しかし……“血翼”の1人が死に際に放った精霊による攻撃……それにより、彼女も致命傷を負った。それから紆余曲折あって、あの病院で“機関”の監視の元保護されることになったそうだ」
先程とは全く違う胸の高鳴りが、有利栖の鼓膜を震わせる──もう聞きたくないのに、続きを聞きたい。そんな感情が、有利栖の胸中を支配する。
「彼女の直接的な死因は──その時に負った傷だ。
強すぎる精霊の力は、人間にとっては毒に等しい。元々身体の弱かった彼女には、ソレを克服する術が無かった……10年掛け、ゆっくりとソレに身体を蝕まれ……彼女は死んでいった」
──限界だった。
修也の言葉が切れると同時に、有利栖は修也に泣き付いていた。その胸板に顔を埋め、大粒の涙を流す。そして──嗚咽混じりの言葉を絞り出した。
「……ねぇ、どうしてっ!?
なんで、なんで……精霊を持ってるってだけで……あの子が……兎月が! そんな酷い目に、合わなくちゃいけないの……っ!」
泣きじゃくる有利栖を、修也は左手で優しく抱き寄せる。そして拳銃を握る右手に力を込め、口を開いた。

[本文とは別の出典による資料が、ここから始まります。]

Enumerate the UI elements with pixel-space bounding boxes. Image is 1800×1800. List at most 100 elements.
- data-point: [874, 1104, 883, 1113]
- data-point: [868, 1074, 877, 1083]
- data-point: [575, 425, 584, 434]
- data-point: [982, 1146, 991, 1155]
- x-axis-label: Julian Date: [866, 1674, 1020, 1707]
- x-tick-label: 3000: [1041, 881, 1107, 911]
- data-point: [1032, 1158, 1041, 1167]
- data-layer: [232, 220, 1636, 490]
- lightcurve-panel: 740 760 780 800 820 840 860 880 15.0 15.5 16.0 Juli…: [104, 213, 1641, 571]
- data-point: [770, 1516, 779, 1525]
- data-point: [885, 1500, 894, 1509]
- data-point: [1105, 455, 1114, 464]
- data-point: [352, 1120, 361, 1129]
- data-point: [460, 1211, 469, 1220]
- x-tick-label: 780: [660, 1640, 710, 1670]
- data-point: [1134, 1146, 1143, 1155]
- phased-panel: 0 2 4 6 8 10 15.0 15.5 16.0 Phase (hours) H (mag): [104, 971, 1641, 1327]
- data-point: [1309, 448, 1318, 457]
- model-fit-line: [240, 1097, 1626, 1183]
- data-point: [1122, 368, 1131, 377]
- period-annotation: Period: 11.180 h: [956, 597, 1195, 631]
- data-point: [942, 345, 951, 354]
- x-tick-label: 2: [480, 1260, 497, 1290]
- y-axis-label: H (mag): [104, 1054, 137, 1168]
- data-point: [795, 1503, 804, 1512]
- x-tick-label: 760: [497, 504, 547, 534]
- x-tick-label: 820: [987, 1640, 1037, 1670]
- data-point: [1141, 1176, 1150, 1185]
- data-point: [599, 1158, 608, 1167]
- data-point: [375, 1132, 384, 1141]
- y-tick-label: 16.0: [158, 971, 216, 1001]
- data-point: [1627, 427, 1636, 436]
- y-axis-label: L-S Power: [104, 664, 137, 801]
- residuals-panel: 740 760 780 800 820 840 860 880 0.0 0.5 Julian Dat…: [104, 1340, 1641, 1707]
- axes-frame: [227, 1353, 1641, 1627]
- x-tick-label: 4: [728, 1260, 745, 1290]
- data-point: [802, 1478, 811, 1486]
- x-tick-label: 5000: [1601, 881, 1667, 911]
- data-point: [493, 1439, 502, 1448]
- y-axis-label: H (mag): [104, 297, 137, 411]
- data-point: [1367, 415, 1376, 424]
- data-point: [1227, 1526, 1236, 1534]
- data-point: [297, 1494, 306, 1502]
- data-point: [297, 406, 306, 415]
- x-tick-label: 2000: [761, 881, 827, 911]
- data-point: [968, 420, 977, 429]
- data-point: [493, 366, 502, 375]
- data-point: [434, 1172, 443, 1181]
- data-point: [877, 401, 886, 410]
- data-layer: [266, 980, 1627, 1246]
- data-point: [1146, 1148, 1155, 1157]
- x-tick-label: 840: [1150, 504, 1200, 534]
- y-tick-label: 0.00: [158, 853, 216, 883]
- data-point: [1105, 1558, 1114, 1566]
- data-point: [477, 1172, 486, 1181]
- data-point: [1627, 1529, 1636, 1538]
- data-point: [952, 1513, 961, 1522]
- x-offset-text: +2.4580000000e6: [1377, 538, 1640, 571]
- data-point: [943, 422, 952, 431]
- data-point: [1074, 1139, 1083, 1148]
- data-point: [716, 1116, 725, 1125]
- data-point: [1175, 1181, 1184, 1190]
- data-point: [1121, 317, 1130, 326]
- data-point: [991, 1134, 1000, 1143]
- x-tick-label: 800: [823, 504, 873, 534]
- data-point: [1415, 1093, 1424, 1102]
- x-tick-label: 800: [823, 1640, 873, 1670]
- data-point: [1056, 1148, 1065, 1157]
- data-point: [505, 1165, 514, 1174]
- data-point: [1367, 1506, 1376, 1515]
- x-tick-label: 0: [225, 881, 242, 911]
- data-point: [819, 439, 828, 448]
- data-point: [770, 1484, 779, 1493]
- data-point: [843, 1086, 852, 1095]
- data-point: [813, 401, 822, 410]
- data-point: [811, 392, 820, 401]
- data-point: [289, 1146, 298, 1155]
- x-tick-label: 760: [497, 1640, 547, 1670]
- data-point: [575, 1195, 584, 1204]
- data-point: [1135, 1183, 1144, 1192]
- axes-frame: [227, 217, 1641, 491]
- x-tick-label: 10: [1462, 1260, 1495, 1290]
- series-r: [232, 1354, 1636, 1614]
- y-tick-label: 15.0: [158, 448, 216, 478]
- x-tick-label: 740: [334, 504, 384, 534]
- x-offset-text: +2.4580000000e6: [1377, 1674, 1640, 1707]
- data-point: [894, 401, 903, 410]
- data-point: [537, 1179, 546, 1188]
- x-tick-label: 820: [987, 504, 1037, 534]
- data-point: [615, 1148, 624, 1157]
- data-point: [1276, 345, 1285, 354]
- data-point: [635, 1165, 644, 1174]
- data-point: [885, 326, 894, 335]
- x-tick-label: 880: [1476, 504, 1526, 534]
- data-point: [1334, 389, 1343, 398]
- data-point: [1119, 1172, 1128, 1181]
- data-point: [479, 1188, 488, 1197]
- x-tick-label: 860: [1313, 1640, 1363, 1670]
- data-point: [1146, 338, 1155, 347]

「それが……“血翼”のやり方だ。欲しいモノはどんな手段を持ってしても手に入れる……。
“機関”は、白綺 兎月を救うことができなかった……だからこそ、再び同じ失敗を繰り返さないために、俺がここにいる。
──君を、守るために」
力強い修也の言葉に、有利栖は嗚咽を漏らしながら何度も頷いた。修也は有栖川の背中を優しく撫でながら、言葉を続ける。
「──有利栖。
精霊なんて存在しない、元の平和な生活に戻りたい……もし君がそう望むなら、その精霊を俺の手で終わらせる……兎月の元へ、送ってやる。
──どうする?」
未だ泣き止む素振りを見せない有利栖を心配しているのか、純白のモンシロチョウはゆらゆらと有利栖の周囲を不規則に飛び交う。
修也の言葉に、有利栖は答えなかった。
ただ、修也の胸の中で涙を流し続けた──。